Change!

CHANGE

What is the basis for change? Why change? Why bother?
One has to reach a stage of personal dissatisfaction before they begin the quest for change. The source of change is within us- not external- and most of us are operating way below our potential. We are accountable only to ourselves for what happens to us in our lives. We must realise that we have a choice, particularly with our perception of events. To take responsibility for our lives means making a profound change in the way we approach everything, and not blaming an outside source for our feelings. “She made me feel bad”. ”This feeling came over me”.

You have a right to your feelings and to acknowledge the painful ones- but keep them in perspective.

“Your pain is the breaking of the shell that encloses your understanding”- Kahlil Gibran.

You can decide to dwell on particular feelings but make sure you do the things that make you feel good about yourself instead of those that make you feel negative. “Pollution” is the buzz word now but the harm that we do ourselves is far more dangerous than the damage we do to the environment. Stop emphasising the negative.

When you do something you feel proud of, dwell on it- pat yourself on the back. We are all too quick to put ourselves down. When did you last say,” I am so stupid”? Recognise it? Be aware of the inner struggle when putting yourself down- if you do something that makes you feel bad inside ask yourself whether that is the way you want to feel. If not, stop doing what makes you feel that way.

Enjoy the experience of being in charge of yourself. The Bible says,” Love thy neighbour as thy self” not “better than” or “instead of”.If we cannot learn to love ourselves from what source can we draw on to love others? True freedom comes when you accept the responsibilities for your choices, believe in infinite possibility.           Meet new challenges- attempt something new. You can because you think you can! Life can be a self fulfilling prophecy. Be aware of your comfort zone, step outside and realise that fear is just fear of fear itself- not reality.

 False  Expectations  Appearing  Real

 As a baby you were completely confident, when you started to walk you went for it! Then the conditioning began from parents, school, peers, religion, often negative, “Be careful” Mind you don’t fall” “Quiet”. This is programming in the real sense but it can be changed.A good loving childhood is a wonderful starting point but we needn’t get hooked on any negativity from it. We live in a climate of emotional abundance; whatever we achieve doesn’t take anything from anyone else- developing ourselves, enlarges our possibilities. We have limited time here on earth- be aware of the best use of it.  Happiness lies within.

So, how do we change?

Firstly, take control.      Realise that there is another way- be excited by the prospect.

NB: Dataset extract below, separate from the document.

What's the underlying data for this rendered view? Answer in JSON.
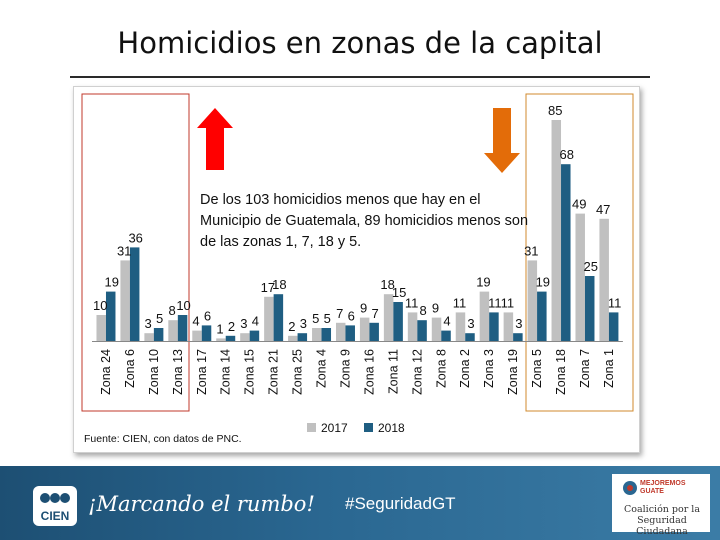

Secondly, visualise creatively.   Act as you wish to become. Have goals, voice them in present tense as if they are reality now. Give your thoughts of expectation life and colour. Make them vivid. Remember the first rule of the mind,”That which is expected tends to be realised”. Reorganise your expectations. If you expect nothing that’s what you’ll get!  Realise that you can begin to control the way that you feel and, to a certain extent, the events which you attract.

Thirdly, persevere.   Success comes from chasing your dreams, use failures and trauma as a spur onwards, seize every opportunity, be focused. 10% inspiration 90% perspiration!

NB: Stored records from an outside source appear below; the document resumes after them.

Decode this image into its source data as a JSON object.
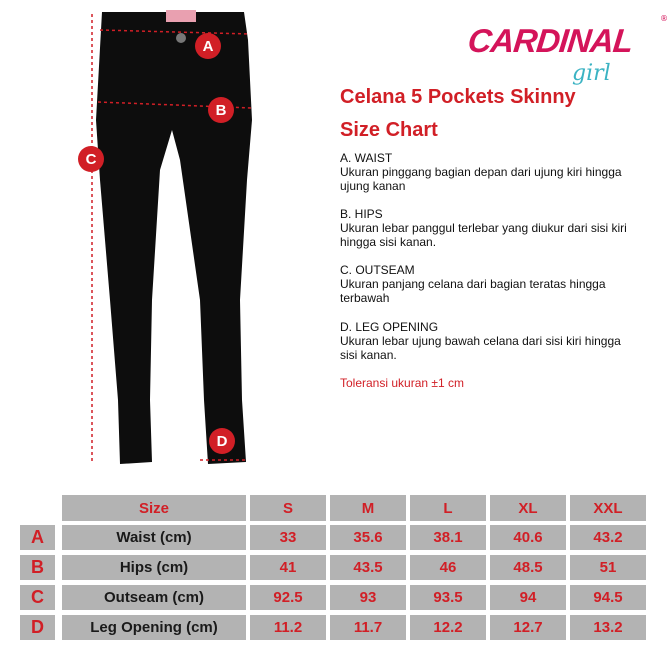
{
  "brand": {
    "name": "CARDINAL",
    "sub": "girl",
    "reg": "®"
  },
  "title": "Celana 5 Pockets Skinny",
  "subtitle": "Size Chart",
  "markers": [
    "A",
    "B",
    "C",
    "D"
  ],
  "descriptions": [
    {
      "heading": "A. WAIST",
      "text": "Ukuran pinggang bagian depan dari ujung kiri hingga ujung kanan"
    },
    {
      "heading": "B. HIPS",
      "text": "Ukuran lebar panggul terlebar yang diukur dari sisi kiri hingga sisi kanan."
    },
    {
      "heading": "C. OUTSEAM",
      "text": "Ukuran panjang celana dari bagian teratas hingga terbawah"
    },
    {
      "heading": "D. LEG OPENING",
      "text": "Ukuran lebar ujung bawah celana dari sisi kiri hingga sisi kanan."
    }
  ],
  "tolerance": "Toleransi ukuran ±1 cm",
  "colors": {
    "accent": "#d11f26",
    "brand": "#d4145a",
    "brand_sub": "#3bb3c3",
    "cell": "#b3b3b3"
  },
  "table": {
    "header": [
      "Size",
      "S",
      "M",
      "L",
      "XL",
      "XXL"
    ],
    "rows": [
      {
        "letter": "A",
        "label": "Waist (cm)",
        "values": [
          "33",
          "35.6",
          "38.1",
          "40.6",
          "43.2"
        ]
      },
      {
        "letter": "B",
        "label": "Hips (cm)",
        "values": [
          "41",
          "43.5",
          "46",
          "48.5",
          "51"
        ]
      },
      {
        "letter": "C",
        "label": "Outseam (cm)",
        "values": [
          "92.5",
          "93",
          "93.5",
          "94",
          "94.5"
        ]
      },
      {
        "letter": "D",
        "label": "Leg Opening (cm)",
        "values": [
          "11.2",
          "11.7",
          "12.2",
          "12.7",
          "13.2"
        ]
      }
    ]
  }
}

Fourthly, listen to your inner voice-intuition.  Speak up, state your opinions- it doesn’t mean being loud and aggressive. You don’t have to live up to anyone’s expectations; you are not now the child who needs to invoke love, sympathy and understanding, to win the adults over to get the bar of chocolate. But be gentle with the child within, encourage and have debate and come out with positive results.

Finally:

Don’t compare yourselves with others; there will always be those richer or poorer.   Let go lovingly of the negative parts of the child within. Don’t let the old familiar pattern, the comfort zone, retain its grip on you. There is often a secondary gain from the attention that comes from pain and discomfort, get rid of those self-defeating ways. Remember nobody is perfect so be a little flexible with yourself and don’t forget to love the uniqueness of your being. Also remember that the old patterns may try to fight back for a while for their continued existence.

  The world is but a stage- be your own Director!